Miles de turistas del Gran Cañón han estado expuestos a dosis peligrosas de radiación

Sergio García, 22 febrero 2019

Según informa Arizona Republic, los turistas que hayan visitado el Edificio de Exposiciones 2C del Museo del Gran Cañón desde el año 2000 hasta agosto de 2018 han estado expuestos a radiaciones muy superiores a las consideradas seguras.

El escándalo ha salido a la luz debido a que el gerente de seguridad y salud de las instalaciones, Elston Stephenson, comenzó a pedir a sus superiores del Servicio de Parques Nacionales y del Departamento del Interior que advirtieran a los trabajadores y a los turistas de que era posible que hubiesen estado expuestos a niveles peligrosos de radiación. Sin embargo, sus superiores intentaron encubrir lo ocurrido.

El pasado 4 de febrero de 2019 Stephenson empezó a enviar el siguiente correo a todo el personal del parque del Gran Cañón.

“Si has estado en el Edificio de Colecciones del Museo (Edificio 2C) entre el año 2000 y el 18 de junio de 2018, has sido ‘expuesto’ a uranio según la definición de la OSHA”. La OSHA es la Administración de Seguridad y Salud Ocupacional de Estados Unidos.

Stephenson estima que durante estas casi dos décadas entre 14.400 y 18.000 personas, incluidos empleados y turistas, habrían sido expuestos a niveles muy altos de radiación. En concreto, en los adultos la exposición podría ser 400 veces superior a los límites seguros, mientras que en los niños se habría sobrepasado hasta en 4.000 veces.

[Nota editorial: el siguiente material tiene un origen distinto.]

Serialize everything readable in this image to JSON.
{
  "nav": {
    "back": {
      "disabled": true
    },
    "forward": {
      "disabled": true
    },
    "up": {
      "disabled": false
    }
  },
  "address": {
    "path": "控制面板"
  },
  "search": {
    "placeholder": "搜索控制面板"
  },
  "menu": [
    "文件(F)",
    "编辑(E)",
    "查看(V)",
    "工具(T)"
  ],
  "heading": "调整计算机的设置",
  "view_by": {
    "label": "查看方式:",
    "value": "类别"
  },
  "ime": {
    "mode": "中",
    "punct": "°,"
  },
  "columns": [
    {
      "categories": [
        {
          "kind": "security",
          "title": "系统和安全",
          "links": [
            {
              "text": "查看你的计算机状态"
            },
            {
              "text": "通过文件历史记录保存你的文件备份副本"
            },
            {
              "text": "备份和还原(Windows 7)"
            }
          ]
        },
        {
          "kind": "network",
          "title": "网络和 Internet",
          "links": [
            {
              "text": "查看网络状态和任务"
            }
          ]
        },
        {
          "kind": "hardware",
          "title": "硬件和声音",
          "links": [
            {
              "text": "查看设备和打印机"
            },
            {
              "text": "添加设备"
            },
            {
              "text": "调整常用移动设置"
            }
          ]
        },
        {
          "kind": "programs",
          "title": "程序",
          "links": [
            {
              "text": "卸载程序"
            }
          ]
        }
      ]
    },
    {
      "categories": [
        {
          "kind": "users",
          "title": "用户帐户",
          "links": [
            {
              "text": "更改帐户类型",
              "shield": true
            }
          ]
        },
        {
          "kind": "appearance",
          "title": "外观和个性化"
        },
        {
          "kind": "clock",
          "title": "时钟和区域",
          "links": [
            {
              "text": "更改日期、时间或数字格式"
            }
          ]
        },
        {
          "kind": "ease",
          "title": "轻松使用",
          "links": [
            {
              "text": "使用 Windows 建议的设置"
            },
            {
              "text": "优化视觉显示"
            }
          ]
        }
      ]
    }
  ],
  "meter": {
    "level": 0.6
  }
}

Mi especial preocupación son los miles de niños que asisten a las charlas muy cerca del uranio. - Elston Stephenson

Se desconoce si las personas que no accedieron al edificio 2C han recibido dosis de radiación importantes. Hay que recordar que son millones de personas las que visitan todos los años el complejo del Gran Cañón.

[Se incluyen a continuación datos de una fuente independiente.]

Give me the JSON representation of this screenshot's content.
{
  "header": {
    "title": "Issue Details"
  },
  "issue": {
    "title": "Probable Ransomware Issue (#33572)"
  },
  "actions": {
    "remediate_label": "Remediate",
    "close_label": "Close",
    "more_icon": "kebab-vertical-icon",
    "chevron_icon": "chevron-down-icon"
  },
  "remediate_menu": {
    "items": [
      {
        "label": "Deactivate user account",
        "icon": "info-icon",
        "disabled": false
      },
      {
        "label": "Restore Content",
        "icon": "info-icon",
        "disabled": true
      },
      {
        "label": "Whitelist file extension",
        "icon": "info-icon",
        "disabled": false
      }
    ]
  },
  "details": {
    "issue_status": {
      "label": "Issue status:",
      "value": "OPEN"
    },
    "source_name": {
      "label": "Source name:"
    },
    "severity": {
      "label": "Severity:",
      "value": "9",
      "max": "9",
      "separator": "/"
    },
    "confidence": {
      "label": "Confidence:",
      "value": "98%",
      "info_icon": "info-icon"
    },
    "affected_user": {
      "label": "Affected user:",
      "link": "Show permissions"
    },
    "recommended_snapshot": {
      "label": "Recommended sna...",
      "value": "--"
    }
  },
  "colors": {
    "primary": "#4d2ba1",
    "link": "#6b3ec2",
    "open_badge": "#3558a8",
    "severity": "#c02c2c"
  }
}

En la actualidad, el edificio ha sido limpiado y presenta solo radiación de fondo, lo cual es normal y no supone ningún peligro para el público

Stephenson añade en el correo: “Por favor, comprende que esto no significa que estés de alguna manera contaminado, o que vayas a tener problemas de salud. Simplemente significa que había uranio en el lugar y que tú estabas en su presencia. … Y por ley se supone que debemos decírtelo”.


La contaminación provenía de unas muestras de unas rocas que contenían uranio y que se encontraban almacenadas en tres cubos de pintura antiguos, de hecho, uno de los cubos estaba tan lleno que la tapa no llegaba ni a cerrar.

Dichas rocas de uranio habían estado en un sótano de la sede del parque durante décadas y fueron trasladadas al edificio del museo cuando éste abrió sus puertas, alrededor del año 2000.

Stephenson dijo que los cubos estaban junto a una exhibición de taxidermia, donde se hacían presentaciones a las que asistían muchos colegios. Según sus cálculos, esos niños podrían haber recibido dosis de radiación superiores al límite legal en unos 3 segundos, pero las charlas duraban 30 minutos o más.

La limpieza se realizó con unos medios precarios

El traslado y la limpieza se realizaron con unos simples guantes de limpieza y una fregona.


Quizás lo más loable de esta historia son los intentos de Stephenson por informar a los afectados de lo ocurrido. Presentó una queja al Inspector General, se puso en contacto con el FBI y escribió a todos los miembros del Congreso, pero nada dio sus frutos hasta que mandó el famoso correo electrónico.

Stephenson hizo hincapié en que la exposición podría no ser grave dependiendo de la cercanía de los individuos a la fuente, el tiempo que estuvieron expuestos, lo que llevaban puesto y otros factores. También enfatizó que los empleados no tienen por qué sufrir consecuencias para su salud, pero que sí que deben someterse a un examen médico.

Stephenson dice que aún no ha recibido noticias de los superiores del Servicio de Parques, “están en modo encubrimiento” -dijo.